Sodium arsenite alone produced significant increases in the pZ189 mutant frequency at the concentration of 5.0 µM, whereas 1 and 2.5 µM arsenite were not mutagenic. UV irradiation (320 J/m2) increased the yield of mutants 3.5-fold above the background rate. When UV-irradiated plasmid was allowed to replicate in fibroblasts treated with sodium arsenite, the yields of mutations were significantly greater (p < 0.01) than the yield expected and the greatest potentiation of UV-induced mutations (4.9-fold) was observed at 1 µM arsenite. Restriction digest and DNA sequencing analyses indicated that arsenite alone produces large-scale rearrangements, frameshifts and base substitutions. Hotspots for deletions were observed to be associated with a previously reported deletion hotspot involving 5'-CpC and runs of cytosines. Base substitutions observed involved A:T→T:A transversions.

 

Under the test conditions, arsenite alone was found to be mutagenic in human fibroblast cells and potentiated the UV-induced mutations in plasmid DNA.

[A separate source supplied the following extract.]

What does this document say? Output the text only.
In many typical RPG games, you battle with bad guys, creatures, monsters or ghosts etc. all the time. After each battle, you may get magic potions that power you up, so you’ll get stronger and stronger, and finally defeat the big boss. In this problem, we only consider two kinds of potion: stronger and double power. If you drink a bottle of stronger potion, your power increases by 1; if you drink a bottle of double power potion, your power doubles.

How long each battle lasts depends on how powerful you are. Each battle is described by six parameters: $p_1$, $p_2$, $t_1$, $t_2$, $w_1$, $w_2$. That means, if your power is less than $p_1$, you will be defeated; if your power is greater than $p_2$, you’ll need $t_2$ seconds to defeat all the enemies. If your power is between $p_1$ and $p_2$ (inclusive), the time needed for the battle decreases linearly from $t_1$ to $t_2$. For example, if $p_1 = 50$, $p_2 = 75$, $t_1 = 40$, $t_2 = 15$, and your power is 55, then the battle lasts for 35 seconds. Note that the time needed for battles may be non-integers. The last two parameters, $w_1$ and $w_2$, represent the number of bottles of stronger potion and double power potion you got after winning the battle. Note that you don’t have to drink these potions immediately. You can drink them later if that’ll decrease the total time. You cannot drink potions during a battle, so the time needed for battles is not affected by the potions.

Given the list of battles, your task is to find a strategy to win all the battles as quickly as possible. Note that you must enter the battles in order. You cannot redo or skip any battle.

Short description of key information:
Four reports are included that cover mutagenicity in bacterial cells, mutagenicity in mammalian cells and chromosome aberrations in mammalian cells. The results for bacterial mutagenicity are negative whilst both negative and positive results were reported for mammalian cell mutagenicity. Positive responses were reported for chromosome aberrations in mammalian cells in vitro. In terms of a weight of evidence approach the data are contradictory. Arsenic was negative in bacterial cells and negative in two studies in mammalian cells for mutagenicity, both of which used protocols similar to the OECD 476 guideline. However, in a research-based assay method, positive results were obtained for mutagenicity. In a study using human lymphocyte cells some evidence of clastogenicity and aneuploidy were observed. Therefore, on balance it is concluded that arsenic may be positive for genotoxicity in vitro. No reliable evidence for or against genotoxicity in vivo is available.

Endpoint Conclusion: Adverse effect observed (positive)

Justification for classification or non-classification

Not to be classified because no positive results have been reported in the in vivo study.